En vertu d'un vaste jeu de chaises musicales, le gouvernement Meloni, le plus à droite qu'ait connu le pays depuis la Seconde Guerre mondiale, cherche à placer des personnes de confiance à la tête de la radio-télévision d'Etat et de prestigieuses institutions publiques.
Dernier trophée en date, celui de Carlo Fuortes, l'administrateur délégué de la Rai, qui a justifié son départ par les pressions qu'exerceraient sur lui ses autorités de tutelle.
Changements de ligne refusés
Dans un courrier au ministère de l'Economie et des Finances dont il dépend, Carlo Fuortes dit refuser les changements de ligne éditoriale et de programmation qu'il ne "considère pas dans l'intérêt de la Rai".
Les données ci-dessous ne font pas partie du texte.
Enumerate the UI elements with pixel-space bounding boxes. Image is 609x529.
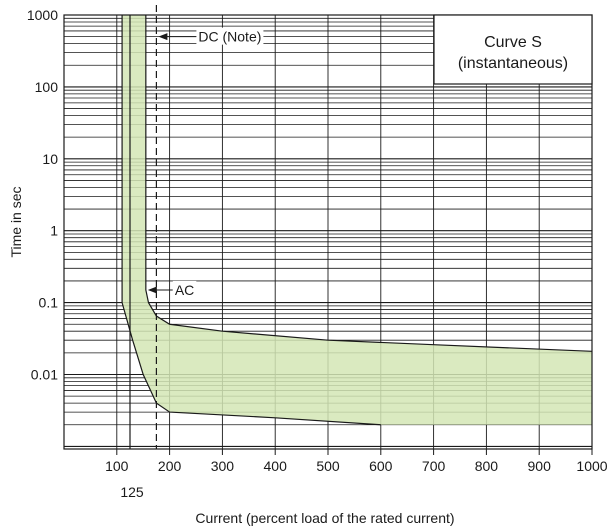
legend-subtitle: (instantaneous) xyxy=(458,55,568,72)
x-tick-label: 400 xyxy=(264,458,288,474)
lower-boundary-line xyxy=(121,15,381,426)
annotation-ac: AC xyxy=(147,280,197,298)
x-axis-label: Current (percent load of the rated curre… xyxy=(195,510,454,526)
y-tick-label: 0.1 xyxy=(39,295,59,311)
y-tick-label: 1000 xyxy=(27,7,58,23)
x-tick-label: 700 xyxy=(422,458,446,474)
ac-label-background xyxy=(172,280,197,298)
plot-frame xyxy=(63,14,593,450)
x-tick-label: 1000 xyxy=(576,458,607,474)
x-tick-label: 600 xyxy=(369,458,393,474)
x-tick-label: 300 xyxy=(211,458,235,474)
dc-label-background xyxy=(196,27,264,45)
annotation-dc: DC (Note) xyxy=(158,27,264,45)
ac-label: AC xyxy=(175,282,194,298)
x-tick-label: 500 xyxy=(316,458,340,474)
reference-lines xyxy=(129,5,157,449)
legend-frame xyxy=(433,14,593,85)
x-tick-label: 100 xyxy=(105,458,129,474)
x-tick-label: 900 xyxy=(528,458,552,474)
ac-arrow-head xyxy=(147,286,157,294)
y-tick-label: 0.01 xyxy=(31,367,58,383)
y-tick-label: 10 xyxy=(42,151,58,167)
x-tick-label-extra: 125 xyxy=(120,484,144,500)
curve-legend-box: Curve S (instantaneous) xyxy=(433,14,593,85)
legend-title: Curve S xyxy=(484,34,542,51)
upper-boundary-line xyxy=(145,15,593,352)
y-tick-label: 100 xyxy=(35,79,59,95)
dc-arrow-head xyxy=(158,33,168,41)
x-tick-label: 800 xyxy=(475,458,499,474)
y-tick-label: 1 xyxy=(50,223,58,239)
dc-label: DC (Note) xyxy=(198,29,261,45)
tick-labels: 100 200 300 400 500 600 700 800 900 1000 125 0.01 0.… xyxy=(27,7,608,500)
tripping-band-area xyxy=(122,15,592,425)
x-tick-label: 200 xyxy=(158,458,182,474)
y-axis-label: Time in sec xyxy=(8,186,24,257)
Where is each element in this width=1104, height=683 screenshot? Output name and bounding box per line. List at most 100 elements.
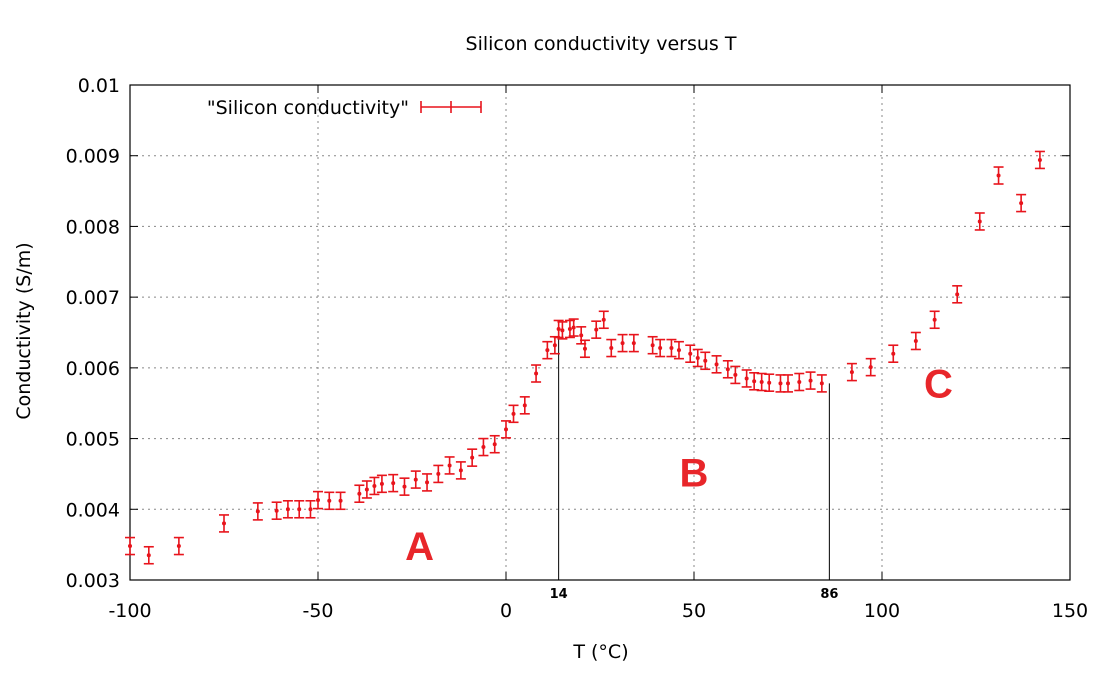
point-marker: [669, 346, 674, 351]
data-point: [219, 514, 229, 533]
point-marker: [819, 381, 824, 386]
point-marker: [868, 365, 873, 370]
point-marker: [458, 468, 463, 473]
data-point: [722, 359, 733, 379]
point-marker: [425, 480, 430, 485]
y-tick-label: 0.006: [66, 358, 120, 380]
y-tick-label: 0.007: [66, 287, 120, 309]
point-marker: [676, 348, 681, 353]
axis-ticks: -100 -50 0 50 100 150 0.003 0.004 0.005 0.006 0.00…: [66, 75, 1089, 622]
marker-label: 86: [820, 587, 838, 602]
x-tick-label: 150: [1052, 600, 1088, 622]
point-marker: [402, 484, 407, 489]
x-tick-label: -100: [108, 600, 151, 622]
data-point: [628, 333, 639, 353]
data-point: [756, 372, 767, 392]
data-point: [700, 351, 711, 371]
data-point: [865, 357, 876, 377]
data-point: [271, 501, 282, 520]
data-point: [579, 339, 590, 359]
point-marker: [504, 427, 508, 432]
data-point: [324, 491, 335, 511]
x-tick-label: 50: [682, 600, 706, 622]
data-point: [282, 499, 293, 519]
data-point: [993, 166, 1004, 185]
data-point: [685, 344, 696, 364]
data-point: [294, 499, 305, 519]
grid-lines: [130, 85, 1070, 580]
data-point: [410, 470, 421, 489]
data-point: [455, 461, 466, 480]
point-marker: [658, 346, 663, 351]
y-tick-label: 0.003: [66, 570, 120, 592]
point-marker: [579, 333, 584, 338]
point-marker: [308, 507, 313, 512]
region-label: B: [680, 452, 709, 496]
point-marker: [631, 341, 636, 346]
point-marker: [695, 355, 700, 360]
data-point: [501, 420, 511, 439]
point-marker: [274, 508, 279, 513]
point-marker: [556, 326, 561, 331]
data-point: [647, 335, 658, 355]
point-marker: [413, 477, 418, 482]
point-marker: [996, 173, 1001, 178]
point-marker: [364, 487, 369, 492]
legend: "Silicon conductivity": [207, 97, 482, 119]
data-point: [888, 344, 899, 364]
point-marker: [447, 463, 452, 468]
point-marker: [609, 346, 614, 351]
data-point: [489, 434, 500, 454]
data-point: [1034, 150, 1045, 170]
data-point: [1016, 193, 1027, 213]
data-point: [591, 320, 602, 339]
marker-label: 14: [550, 587, 568, 602]
data-point: [361, 480, 372, 499]
point-marker: [955, 292, 960, 297]
plot-frame: [129, 84, 1071, 581]
data-point: [666, 338, 677, 358]
data-points: [125, 150, 1045, 565]
x-tick-label: -50: [302, 600, 333, 622]
point-marker: [567, 326, 572, 331]
y-tick-label: 0.005: [66, 429, 120, 451]
point-marker: [176, 544, 181, 549]
point-marker: [255, 509, 260, 514]
point-marker: [338, 498, 343, 503]
data-point: [467, 448, 478, 467]
data-point: [388, 473, 399, 493]
data-point: [508, 404, 519, 424]
point-marker: [297, 507, 302, 512]
data-point: [553, 319, 564, 339]
point-marker: [545, 348, 550, 353]
point-marker: [285, 507, 290, 512]
data-point: [910, 331, 921, 351]
point-marker: [534, 371, 539, 376]
point-marker: [767, 380, 772, 385]
y-tick-label: 0.009: [66, 146, 120, 168]
point-marker: [372, 483, 377, 488]
data-point: [173, 536, 184, 556]
data-point: [542, 340, 553, 360]
point-marker: [379, 481, 384, 486]
point-marker: [522, 403, 527, 408]
point-marker: [620, 341, 625, 346]
point-marker: [594, 327, 599, 332]
data-point: [143, 545, 154, 565]
point-marker: [327, 498, 332, 503]
point-marker: [759, 380, 764, 384]
data-point: [335, 491, 346, 511]
data-point: [805, 371, 816, 390]
region-label: C: [924, 362, 953, 406]
data-point: [606, 338, 617, 358]
point-marker: [571, 325, 576, 330]
point-marker: [688, 351, 693, 356]
data-point: [598, 310, 609, 330]
data-point: [252, 502, 263, 521]
point-marker: [481, 445, 486, 450]
data-point: [741, 369, 752, 388]
point-marker: [744, 376, 749, 381]
point-marker: [1019, 201, 1024, 206]
data-point: [617, 333, 628, 353]
point-marker: [786, 381, 790, 386]
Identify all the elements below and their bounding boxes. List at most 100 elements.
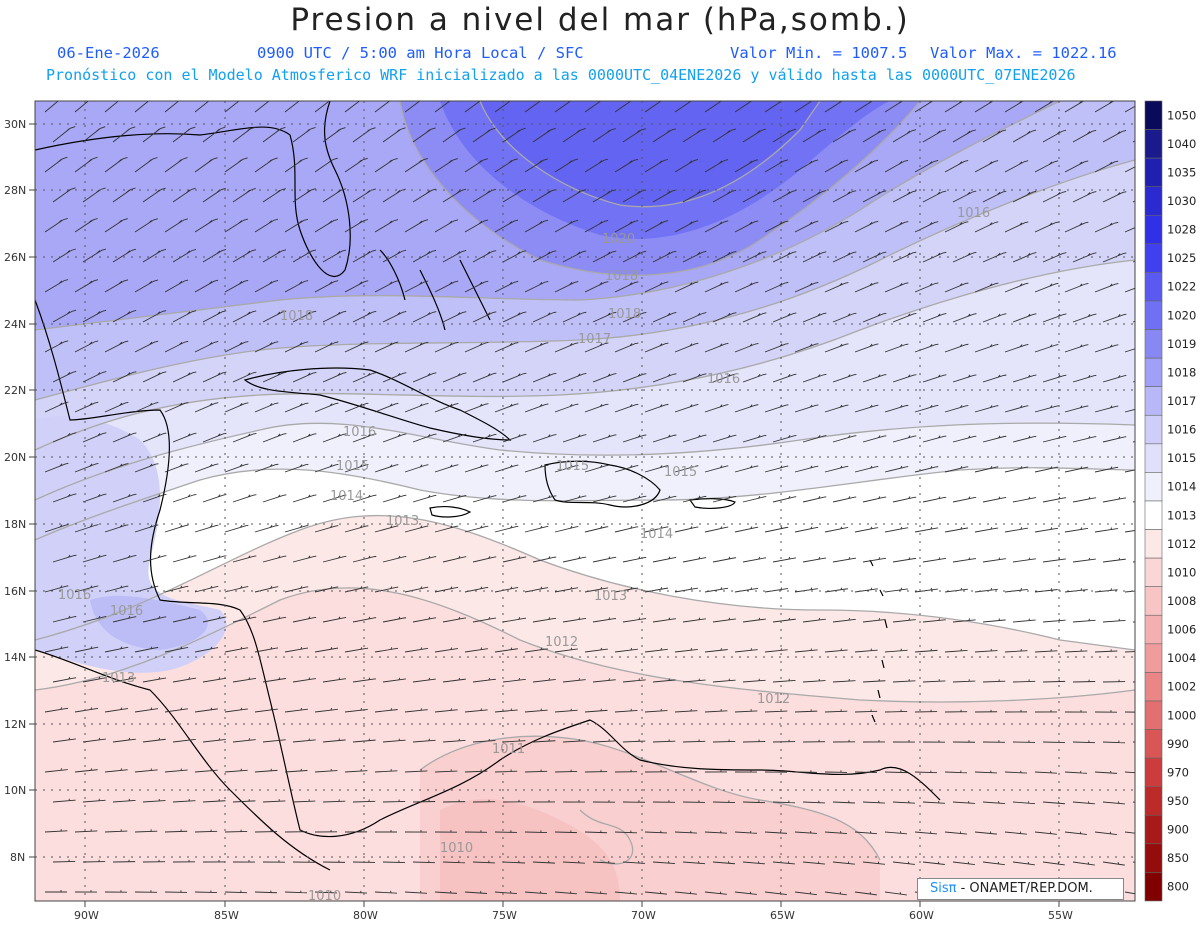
- wind-barb: [202, 310, 227, 323]
- wind-barb: [884, 648, 908, 653]
- wind-barb: [52, 676, 77, 683]
- wind-barb: [1124, 891, 1135, 895]
- wind-barb: [892, 618, 916, 623]
- wind-barb: [674, 342, 699, 353]
- wind-barb: [262, 616, 287, 623]
- wind-barb: [674, 281, 699, 293]
- wind-barb: [254, 463, 279, 473]
- wind-barb: [772, 800, 796, 804]
- wind-barb: [382, 372, 407, 383]
- lon-label: 85W: [214, 909, 239, 922]
- wind-barb: [194, 768, 218, 773]
- wind-barb: [682, 495, 707, 503]
- wind-barb: [494, 708, 518, 713]
- wind-barb: [712, 800, 736, 804]
- wind-barb: [884, 526, 909, 533]
- wind-barb: [532, 799, 556, 803]
- isobar-label: 1010: [440, 841, 473, 856]
- wind-barb: [442, 188, 467, 203]
- wind-barb: [644, 647, 668, 653]
- wind-barb: [892, 374, 917, 383]
- wind-barb: [674, 708, 698, 713]
- wind-barb: [44, 279, 69, 293]
- wind-barb: [44, 524, 69, 533]
- wind-barb: [134, 585, 159, 593]
- wind-barb: [284, 341, 309, 353]
- wind-barb: [284, 101, 300, 113]
- wind-barb: [644, 158, 669, 173]
- wind-barb: [494, 464, 519, 473]
- wind-barb: [344, 586, 369, 593]
- credit-box: Sisπ - ONAMET/REP.DOM.: [917, 878, 1124, 900]
- wind-barb: [742, 312, 767, 323]
- wind-barb: [82, 493, 107, 503]
- forecast-time: 0900 UTC / 5:00 am Hora Local / SFC: [257, 44, 584, 62]
- wind-barb: [824, 831, 847, 835]
- wind-barb: [472, 188, 497, 203]
- wind-barb: [1102, 313, 1127, 323]
- wind-barb: [832, 800, 855, 804]
- wind-barb: [1102, 618, 1126, 623]
- wind-barb: [982, 496, 1007, 503]
- wind-barb: [142, 737, 166, 743]
- wind-barb: [404, 280, 429, 293]
- colorbar-label: 1028: [1167, 223, 1196, 237]
- wind-barb: [74, 340, 99, 353]
- wind-barb: [794, 709, 818, 713]
- wind-barb: [284, 280, 309, 293]
- wind-barb: [172, 126, 196, 143]
- wind-barb: [862, 190, 887, 203]
- wind-barb: [832, 739, 856, 743]
- wind-barb: [224, 279, 249, 293]
- wind-barb: [952, 313, 977, 323]
- wind-barb: [314, 586, 339, 593]
- wind-barb: [682, 189, 707, 203]
- wind-barb: [134, 646, 159, 653]
- wind-barb: [284, 157, 308, 173]
- wind-barb: [52, 615, 77, 623]
- wind-barb: [622, 250, 647, 263]
- wind-barb: [554, 586, 579, 593]
- wind-barb: [82, 554, 107, 563]
- wind-barb: [142, 371, 167, 383]
- wind-barb: [74, 524, 99, 533]
- wind-barb: [944, 465, 969, 473]
- wind-barb: [314, 646, 339, 653]
- wind-barb: [1064, 221, 1089, 233]
- wind-barb: [74, 279, 99, 293]
- wind-barb: [862, 739, 886, 743]
- wind-barb: [704, 648, 728, 653]
- wind-barb: [1072, 861, 1095, 866]
- wind-barb: [892, 435, 917, 443]
- wind-barb: [194, 218, 218, 233]
- wind-barb: [464, 830, 488, 833]
- wind-barb: [734, 587, 759, 593]
- wind-barb: [1072, 191, 1097, 203]
- wind-barb: [172, 187, 196, 203]
- colorbar-label: 1012: [1167, 537, 1196, 551]
- wind-barb: [1102, 130, 1127, 143]
- wind-barb: [1094, 831, 1117, 835]
- wind-barb: [644, 465, 669, 473]
- wind-barb: [104, 890, 128, 893]
- wind-barb: [832, 128, 857, 143]
- wind-barb: [802, 739, 826, 743]
- wind-barb: [172, 616, 197, 623]
- wind-barb: [682, 800, 706, 803]
- wind-barb: [764, 220, 789, 233]
- wind-barb: [442, 860, 466, 864]
- wind-barb: [734, 770, 758, 773]
- wind-barb: [1012, 801, 1035, 805]
- wind-barb: [134, 768, 158, 773]
- wind-barb: [202, 799, 226, 803]
- wind-barb: [464, 101, 481, 113]
- wind-barb: [524, 647, 548, 653]
- wind-barb: [862, 435, 887, 443]
- wind-barb: [172, 859, 196, 863]
- isobar-label: 1020: [602, 232, 635, 247]
- wind-barb: [892, 312, 917, 323]
- wind-barb: [164, 157, 188, 173]
- wind-barb: [1124, 711, 1135, 713]
- wind-barb: [914, 221, 939, 233]
- wind-barb: [614, 830, 638, 834]
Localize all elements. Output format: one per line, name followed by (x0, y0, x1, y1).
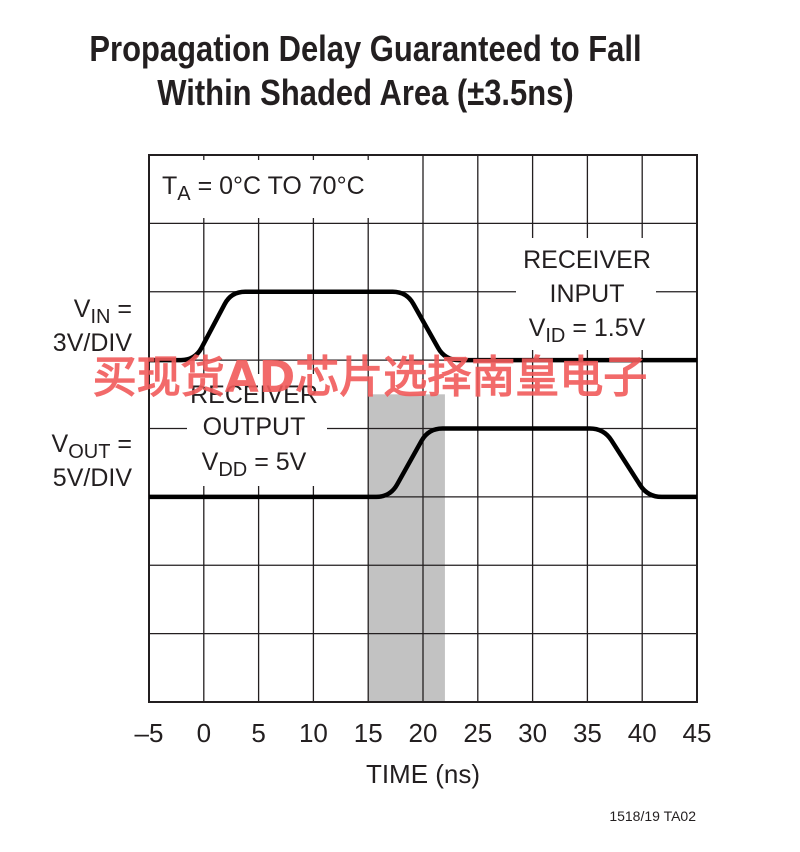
chart-title-line-1: Propagation Delay Guaranteed to Fall (89, 28, 642, 69)
x-tick-label: 40 (628, 718, 657, 748)
x-tick-label: 10 (299, 718, 328, 748)
x-tick-label: 30 (518, 718, 547, 748)
waveform-layer (148, 289, 698, 500)
output-annotation-line-1: RECEIVER (190, 381, 318, 409)
x-tick-label: 5 (251, 718, 265, 748)
input-annotation-line-3: VID = 1.5V (529, 314, 646, 347)
input-annotation-line-1: RECEIVER (523, 246, 651, 274)
output-annotation-background (187, 374, 327, 486)
label-layer: –5 0 5 10 15 20 25 30 35 40 45 TIME (ns) TA = 0°C TO… (52, 172, 712, 789)
shaded-region-layer (368, 394, 445, 702)
x-tick-label: 0 (197, 718, 211, 748)
x-axis-label: TIME (ns) (366, 759, 480, 789)
condition-label: TA = 0°C TO 70°C (162, 172, 365, 205)
x-tick-label: 25 (463, 718, 492, 748)
output-annotation-line-2: OUTPUT (203, 413, 306, 441)
plot-frame (148, 154, 698, 703)
x-tick-label: 35 (573, 718, 602, 748)
output-annotation-line-3: VDD = 5V (202, 448, 307, 481)
receiver-output-trace (148, 426, 698, 500)
vin-scale-label-line-2: 3V/DIV (53, 329, 133, 357)
receiver-input-trace (148, 289, 698, 363)
input-annotation-line-2: INPUT (550, 280, 625, 308)
x-tick-label: 15 (354, 718, 383, 748)
vin-scale-label: VIN = (74, 295, 132, 328)
x-tick-label: –5 (135, 718, 164, 748)
vout-scale-label-line-2: 5V/DIV (53, 464, 133, 492)
condition-label-background (153, 160, 378, 218)
x-tick-label: 20 (409, 718, 438, 748)
x-tick-label: 45 (683, 718, 712, 748)
watermark-text: 买现货AD芯片选择南皇电子 (93, 352, 648, 403)
figure-code: 1518/19 TA02 (609, 808, 696, 824)
shaded-region (368, 394, 445, 702)
chart-title-line-2: Within Shaded Area (±3.5ns) (157, 72, 574, 113)
input-annotation-background (516, 238, 656, 350)
vout-scale-label: VOUT = (52, 430, 132, 463)
label-mask-layer (153, 160, 656, 486)
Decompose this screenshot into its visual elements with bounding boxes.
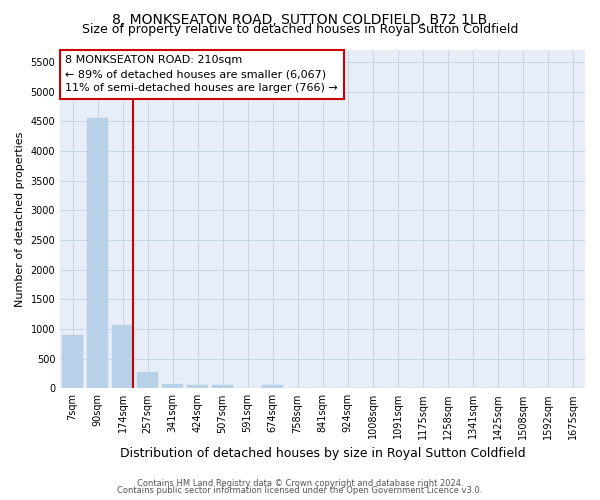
X-axis label: Distribution of detached houses by size in Royal Sutton Coldfield: Distribution of detached houses by size … xyxy=(120,447,526,460)
Bar xyxy=(137,372,158,388)
Bar xyxy=(162,384,183,388)
Bar xyxy=(87,118,108,388)
Bar xyxy=(112,326,133,388)
Y-axis label: Number of detached properties: Number of detached properties xyxy=(15,132,25,307)
Text: 8 MONKSEATON ROAD: 210sqm
← 89% of detached houses are smaller (6,067)
11% of se: 8 MONKSEATON ROAD: 210sqm ← 89% of detac… xyxy=(65,55,338,93)
Text: Contains HM Land Registry data © Crown copyright and database right 2024.: Contains HM Land Registry data © Crown c… xyxy=(137,478,463,488)
Text: 8, MONKSEATON ROAD, SUTTON COLDFIELD, B72 1LB: 8, MONKSEATON ROAD, SUTTON COLDFIELD, B7… xyxy=(112,12,488,26)
Bar xyxy=(212,386,233,388)
Bar xyxy=(262,384,283,388)
Text: Size of property relative to detached houses in Royal Sutton Coldfield: Size of property relative to detached ho… xyxy=(82,22,518,36)
Text: Contains public sector information licensed under the Open Government Licence v3: Contains public sector information licen… xyxy=(118,486,482,495)
Bar xyxy=(187,384,208,388)
Bar xyxy=(62,335,83,388)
Nommé par le précédent gouvernement de Mario Draghi, il souligne que "depuis le début de 2023, il y a un conflit politique qui concerne mon poste et ma personne et qui affaiblit la Rai".
Fratelli d'Italia (FDI), le parti d'extrême droite de Mme Meloni, avait saisi en septembre 2022 le gendarme de l'audiovisuel contre Carlo Fuortes, en dénonçant la présence à l'antenne du philosophe français Bernard-Henri Lévy, qui avait fustigé la droite italienne mais sans débat contradictoire, alors que la campagne électorale devait s'achever quelques jours plus tard.
"Article Fuortes"
Avant d'arriver à la Rai, M. Fuortes a été à la tête du Théâtre de l'Opéra de Rome, et le gouvernement envisagerait de lui attribuer un placard doré en lui donnant la direction de l'Opéra de Naples.
Or jeudi, un Conseil des ministres a adopté plusieurs décisions, dont une mesure aussitôt baptisée par les médias "l'article Fuortes": cette décision impose à tous les directeurs de théâtres lyriques ayant plus de 70 ans de quitter leur poste au plus tard le 10 juin.
Stéphane Lissner, le directeur français de l'Opéra de Naples, se trouve dans cette situation et son départ devrait permettre de recaser M. Fuortes. Selon des sources dans son entourage citées lundi par le quotidien La Repubblica, il ne devrait toutefois pas briguer ce poste.
Selon ce même décret, Dominique Meyer, à la tête de la Scala de Milan, serait aussi frappé par la limite d'âge en 2025. Sollicités par l'AFP, MM. Lissner et Meyer n'ont pas souhaité réagir dans l'immédiat.
Contrôler l'audiovisuel public
Pour le patron d'un des partis de la gauche italienne, Nicola Fratoianni, "avec la démission de Fuortes s'amorcent les manoeuvres en vue du contrôle total de l'audiovisuel public".
"Le gouvernement n'a même pas la patience d'attendre les échéances normales des mandats", déplore Roberto Zaccaria, ex-président de la Rai, professeur de droit constitutionnel et ex-député de gauche, interrogé par l'AFP.
"Il faut avoir le respect des institutions et ne pas les manipuler pour satisfaire ses propres exigences politiques et personnelles", préconise-t-il.